Behind him, the guard, “the thief-catcher,” raced across the ice, handcuffs in hand, closing in, closing in.
“Lord Jesus, I ask in your name! Help me. Please,” Dirk prayed as he slid across the ice.
And now he scrambled onto solid ground. He kissed the icy earth.
Delivered by Jesus.
* * *
“Willems, help me! Help me, please.”
Dirk turned round. The ice across which he, grown emaciated in captivity, had slid, lithe as a cat, had cracked beneath the weight of the burly thief-catcher. He could no longer see the guard’s body, just his thrashing hands, one of them gripping handcuffs. As the man grabbed at the ice, it shattered into a myriad pieces.
The guard was drowning.
As Dirk paused beneath the starry skies, the words of the Lord Jesus, which he had recited to himself, again and again, through hungry days and sleepless nights returned like distant music.
Love your enemies, do good to those who hate you; bless those who curse you; pray for those who persecute you.
Do not resist evil.
And Paul’s words: Do not be overcome by evil, but overcome evil with good.
“Dirk Willems, help me. Help!” the guard gasped, clutching the ice which splintered as he grabbed it, only his head now visible, and his hand, his hand with the shackles.
Under the silent stars, Dirk halted. Prayed. And then, “I will do it for the love of the Lord Jesus,” he decided in a rush of resolution.
For the love of the Lord Jesus whom he had resolved to obey in all things; for whose sake he had chosen imprisonment rather than pretend to accept Catholic doctrines he did not believe; for the love of Jesus whom he had decided to follow, whether it led to happiness or death, Dirk Willems turned around.
He glided on the ice as far as he dared, and extended his hand to his enemy, the guard. And pulled him to safety.
They stood on solid ice. His voice quavering with cold and emotion, the guard said, “Thank you, Dirk Willems.”
* * *
But the Burgomaster, who stood watching outside the Palace walls, called out across the moat, “Remember the oaths you swore to the Duke of Alva, thief-catcher. You swore to catch criminals and deliver them to justice. I command you in the name of the Duke of Alva, seize the heretic.”
The thief-catcher hesitated. Then muttering, “Forgive me,” he grabbed Willems’s wrist, clapped the handcuffs on him, and dragged him across the drawbridge, back to the castle.
* * *
Willems was now confined to a small, barred room at the top of a tall church tower, his feet cramped in wooden leg stocks. He was tortured. He did not renounce his faith.
On 16 May 1569, he was led out to be burned to death outside Asperen.
* * *
It was a blustery day. A strong east wind blew the flames away from his chest, after they burnt the flesh on his lower body. His suffering was long and lingering. Willem’s loud cries were heard in the town of Leerdam, towards which the wind blew.
“O my Lord, my God,” he called out, over seventy times.
Finally, unable to watch his torment, the supervising judge wheeled his horse around and commanded the executioner, “Dispatch the man with a quick death.”
* * *
Sometimes we walk through a dark forest by the light of a star which had died ten thousand years ago.

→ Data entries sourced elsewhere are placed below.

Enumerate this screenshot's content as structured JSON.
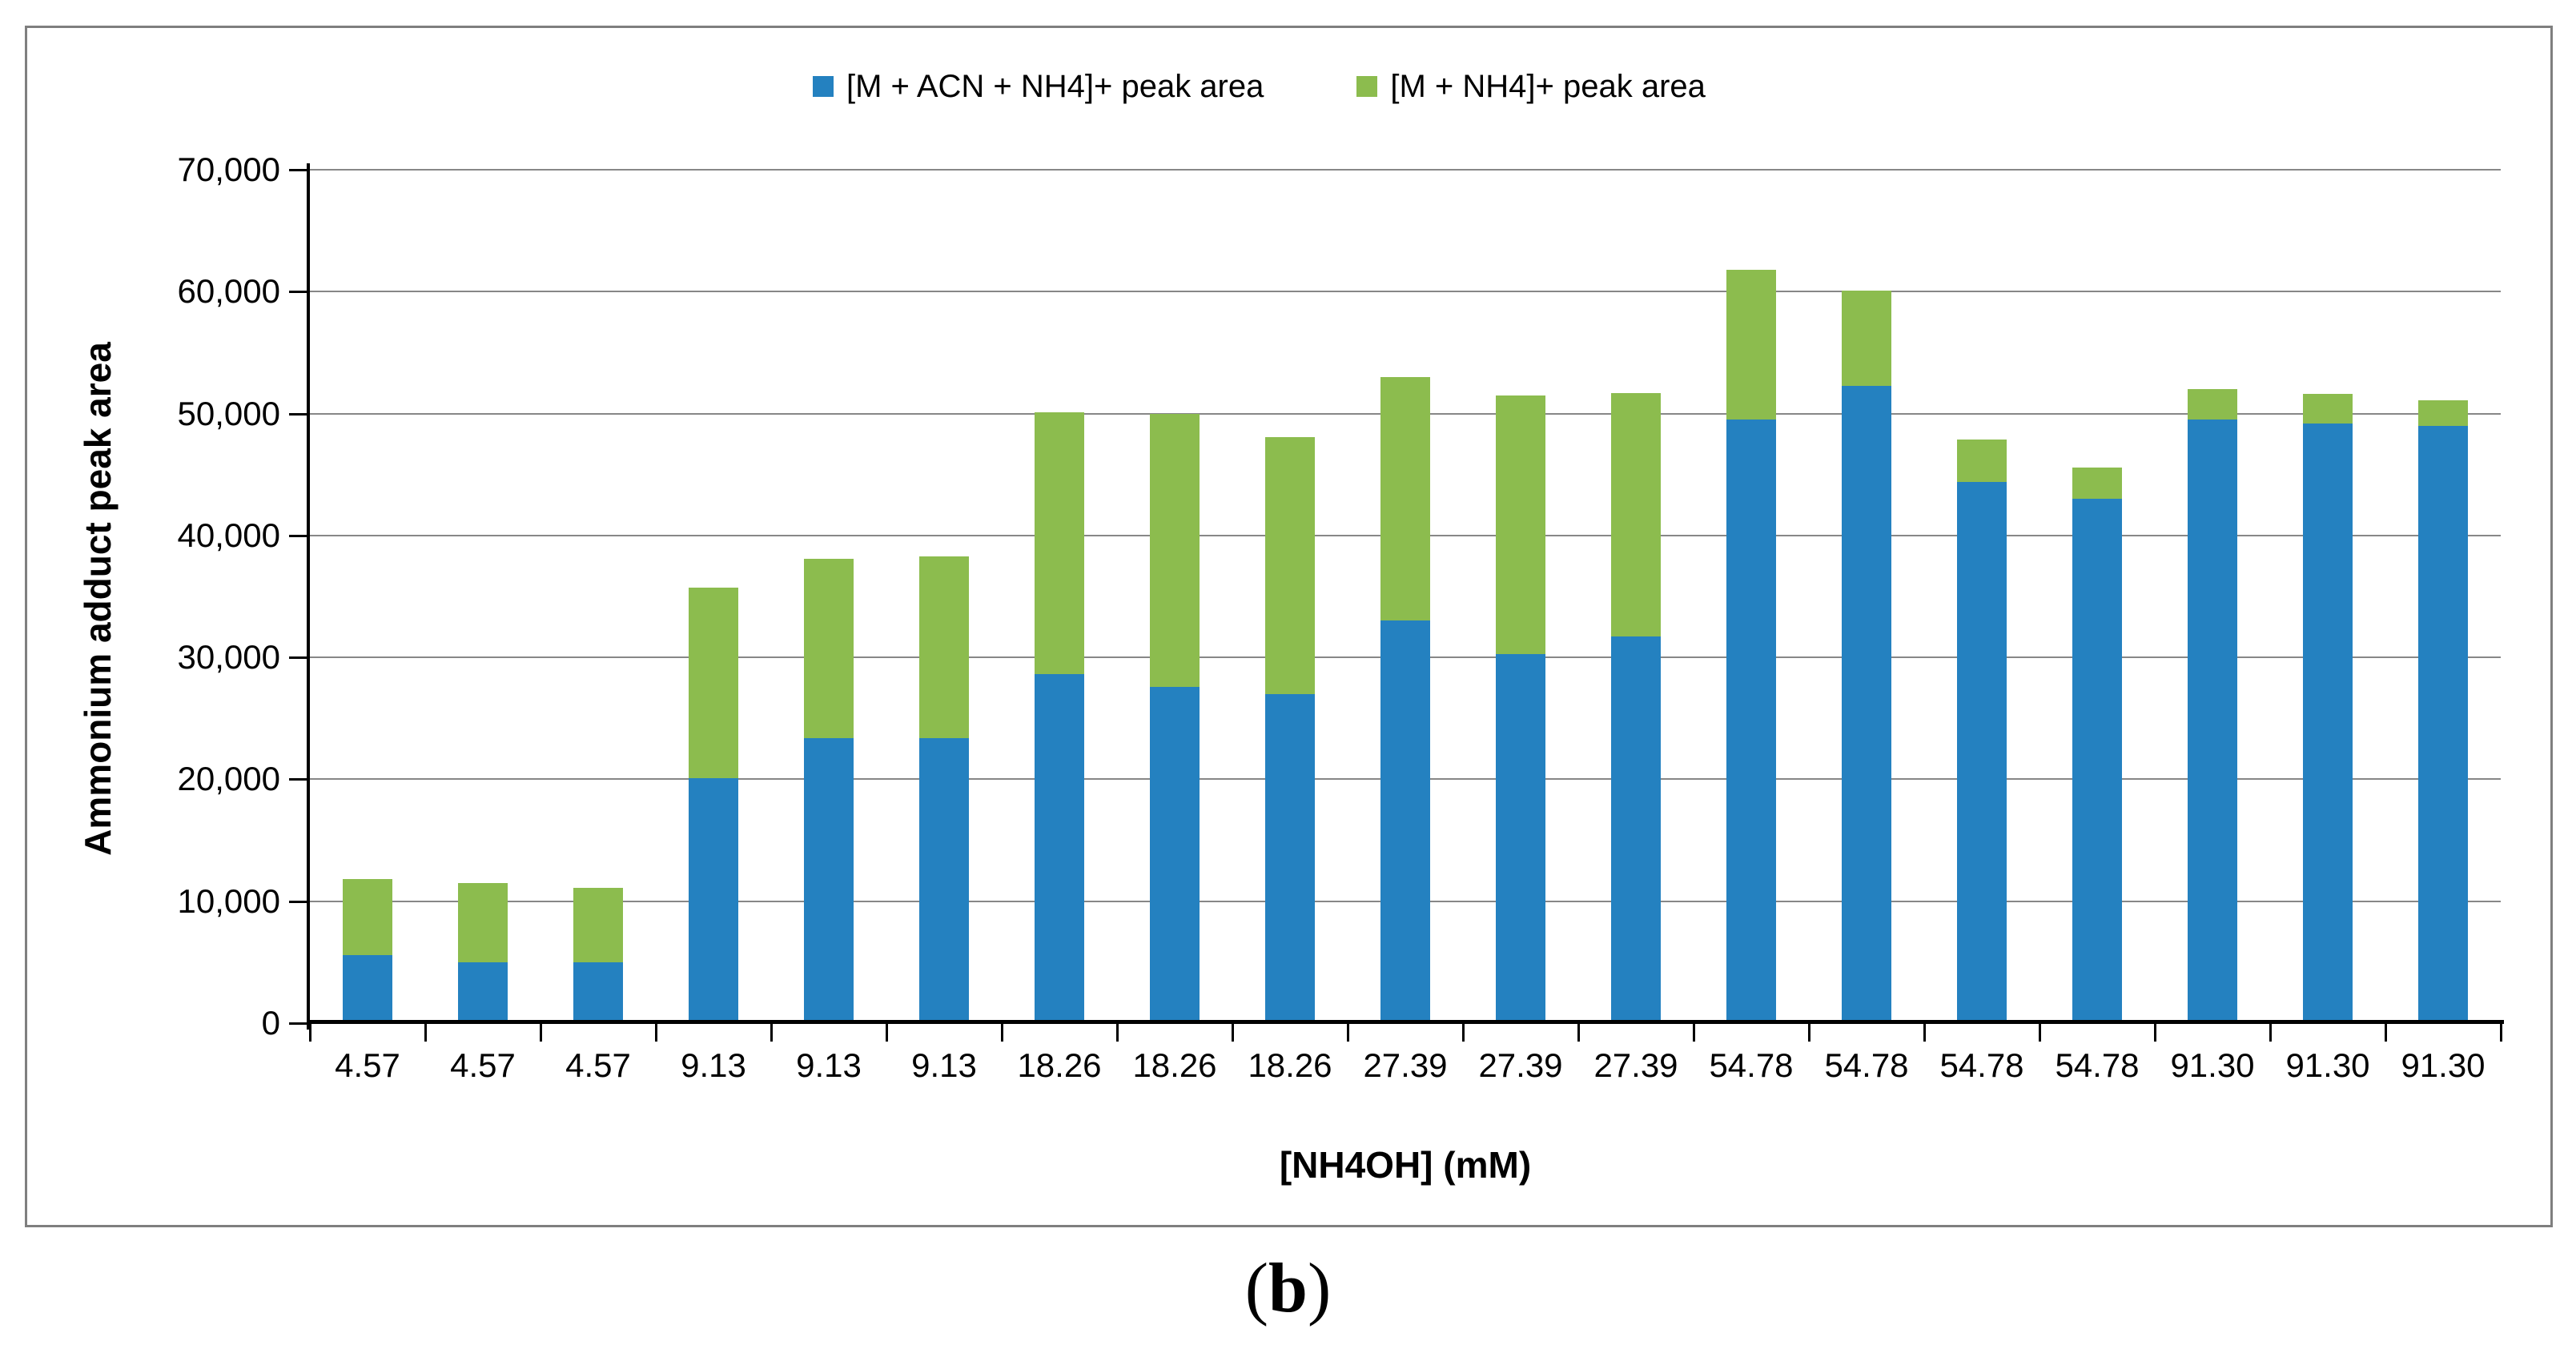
{
  "figure": {
    "caption_open": "(",
    "caption_letter": "b",
    "caption_close": ")"
  },
  "axes": {
    "y_title": "Ammonium adduct peak area",
    "x_title": "[NH4OH] (mM)",
    "y_tick_labels": [
      "0",
      "10,000",
      "20,000",
      "30,000",
      "40,000",
      "50,000",
      "60,000",
      "70,000"
    ]
  },
  "colors": {
    "series_blue": "#2481C0",
    "series_green": "#8CBC4E",
    "gridline": "#878787",
    "axis": "#000000",
    "panel_border": "#7F7F7F"
  },
  "chart_data": {
    "type": "bar",
    "stacked": true,
    "title": "",
    "xlabel": "[NH4OH] (mM)",
    "ylabel": "Ammonium adduct peak area",
    "ylim": [
      0,
      70000
    ],
    "ytick_step": 10000,
    "grid": true,
    "legend_position": "top-center",
    "categories": [
      "4.57",
      "4.57",
      "4.57",
      "9.13",
      "9.13",
      "9.13",
      "18.26",
      "18.26",
      "18.26",
      "27.39",
      "27.39",
      "27.39",
      "54.78",
      "54.78",
      "54.78",
      "54.78",
      "91.30",
      "91.30",
      "91.30"
    ],
    "series": [
      {
        "name": "[M + ACN + NH4]+ peak area",
        "color": "#2481C0",
        "values": [
          5600,
          5000,
          5000,
          20100,
          23400,
          23400,
          28600,
          27600,
          27000,
          33000,
          30300,
          31700,
          49500,
          52300,
          44400,
          43000,
          49500,
          49200,
          49000
        ]
      },
      {
        "name": "[M + NH4]+ peak area",
        "color": "#8CBC4E",
        "values": [
          6200,
          6500,
          6100,
          15600,
          14700,
          14900,
          21500,
          22400,
          21100,
          20000,
          21200,
          20000,
          12300,
          7800,
          3500,
          2600,
          2500,
          2400,
          2100
        ]
      }
    ]
  }
}
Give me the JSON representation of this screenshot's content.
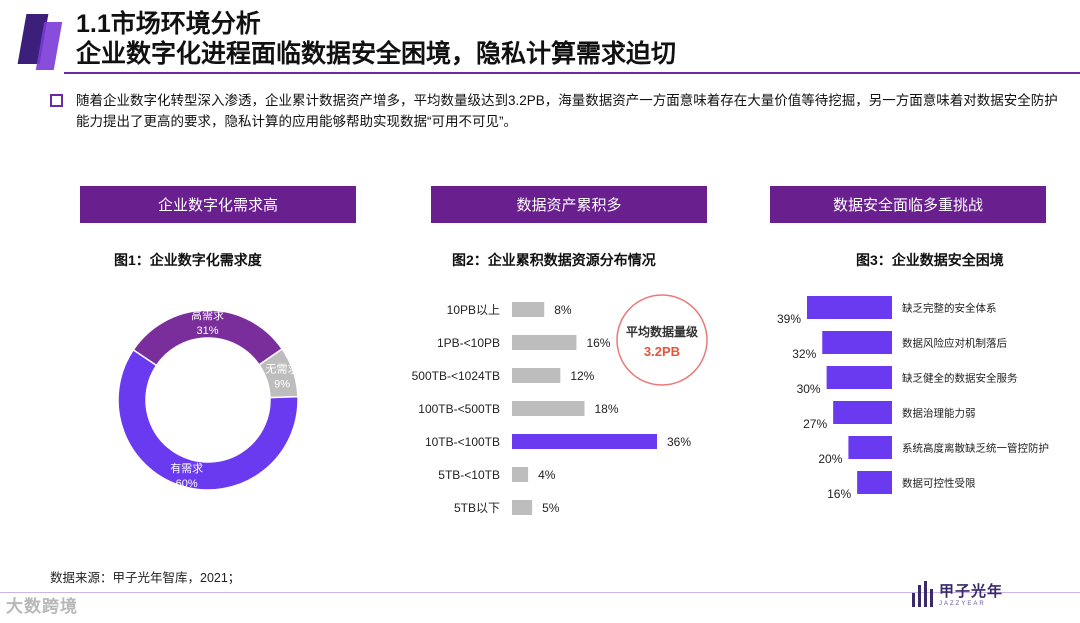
{
  "header": {
    "title_line1": "1.1市场环境分析",
    "title_line2": "企业数字化进程面临数据安全困境，隐私计算需求迫切"
  },
  "intro": "随着企业数字化转型深入渗透，企业累计数据资产增多，平均数量级达到3.2PB，海量数据资产一方面意味着存在大量价值等待挖掘，另一方面意味着对数据安全防护能力提出了更高的要求，隐私计算的应用能够帮助实现数据“可用不可见”。",
  "panels": [
    {
      "header": "企业数字化需求高",
      "figure_title": "图1：企业数字化需求度"
    },
    {
      "header": "数据资产累积多",
      "figure_title": "图2：企业累积数据资源分布情况"
    },
    {
      "header": "数据安全面临多重挑战",
      "figure_title": "图3：企业数据安全困境"
    }
  ],
  "callout": {
    "label": "平均数据量级",
    "value": "3.2PB"
  },
  "source": "数据来源：甲子光年智库，2021；",
  "logo": {
    "name": "甲子光年",
    "sub": "JAZZYEAR"
  },
  "watermark": "大数跨境",
  "colors": {
    "purple": "#6a1f8f",
    "violet": "#6a3af0",
    "pie_dark": "#7a2e9c",
    "grey": "#bdbdbd",
    "callout_ring": "#e97a7a",
    "callout_value": "#e5533d"
  },
  "chart_data": [
    {
      "type": "pie",
      "donut": true,
      "title": "图1：企业数字化需求度",
      "categories": [
        "高需求",
        "无需求",
        "有需求"
      ],
      "values": [
        31,
        9,
        60
      ],
      "labels": [
        "31%",
        "9%",
        "60%"
      ],
      "colors": [
        "#7a2e9c",
        "#bdbdbd",
        "#6a3af0"
      ]
    },
    {
      "type": "bar",
      "orientation": "horizontal",
      "title": "图2：企业累积数据资源分布情况",
      "categories": [
        "10PB以上",
        "1PB-<10PB",
        "500TB-<1024TB",
        "100TB-<500TB",
        "10TB-<100TB",
        "5TB-<10TB",
        "5TB以下"
      ],
      "values": [
        8,
        16,
        12,
        18,
        36,
        4,
        5
      ],
      "labels": [
        "8%",
        "16%",
        "12%",
        "18%",
        "36%",
        "4%",
        "5%"
      ],
      "highlight": "10TB-<100TB",
      "xlim": [
        0,
        36
      ]
    },
    {
      "type": "bar",
      "orientation": "horizontal",
      "direction": "right-to-left",
      "title": "图3：企业数据安全困境",
      "categories": [
        "缺乏完整的安全体系",
        "数据风险应对机制落后",
        "缺乏健全的数据安全服务",
        "数据治理能力弱",
        "系统高度离散缺乏统一管控防护",
        "数据可控性受限"
      ],
      "values": [
        39,
        32,
        30,
        27,
        20,
        16
      ],
      "labels": [
        "39%",
        "32%",
        "30%",
        "27%",
        "20%",
        "16%"
      ],
      "xlim": [
        0,
        39
      ]
    }
  ]
}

Dirk Willems, fool for Christ, you are one of the “children of God without fault who shine like stars in the sky.” Your light still blazes five hundred years later.
We, who are amazed at your goodness, salute you.
We are astonished by your love for Scripture: you did not compromise your understanding of it, even though that meant imprisonment and the loss of your property, your freedom, your health, and your life. We are stunned by your integrity.
But, most of all, we are moved by how you helped your enemy, though it meant your certain death.
We are inspired by how you kept your eyes on the Lord Jesus through the long agony of that barbaric burning.
We believe that, as you died, heaven opened, and you saw Christ standing at the right hand of the Father, ready to welcome you.
And we know you are with him, shining, in the great golden cloud of witnesses, the communion of saints which sweetens the earth.
Dirk Willems, this world was not worthy of you. You did not get to write your story, but you lived a beautiful one.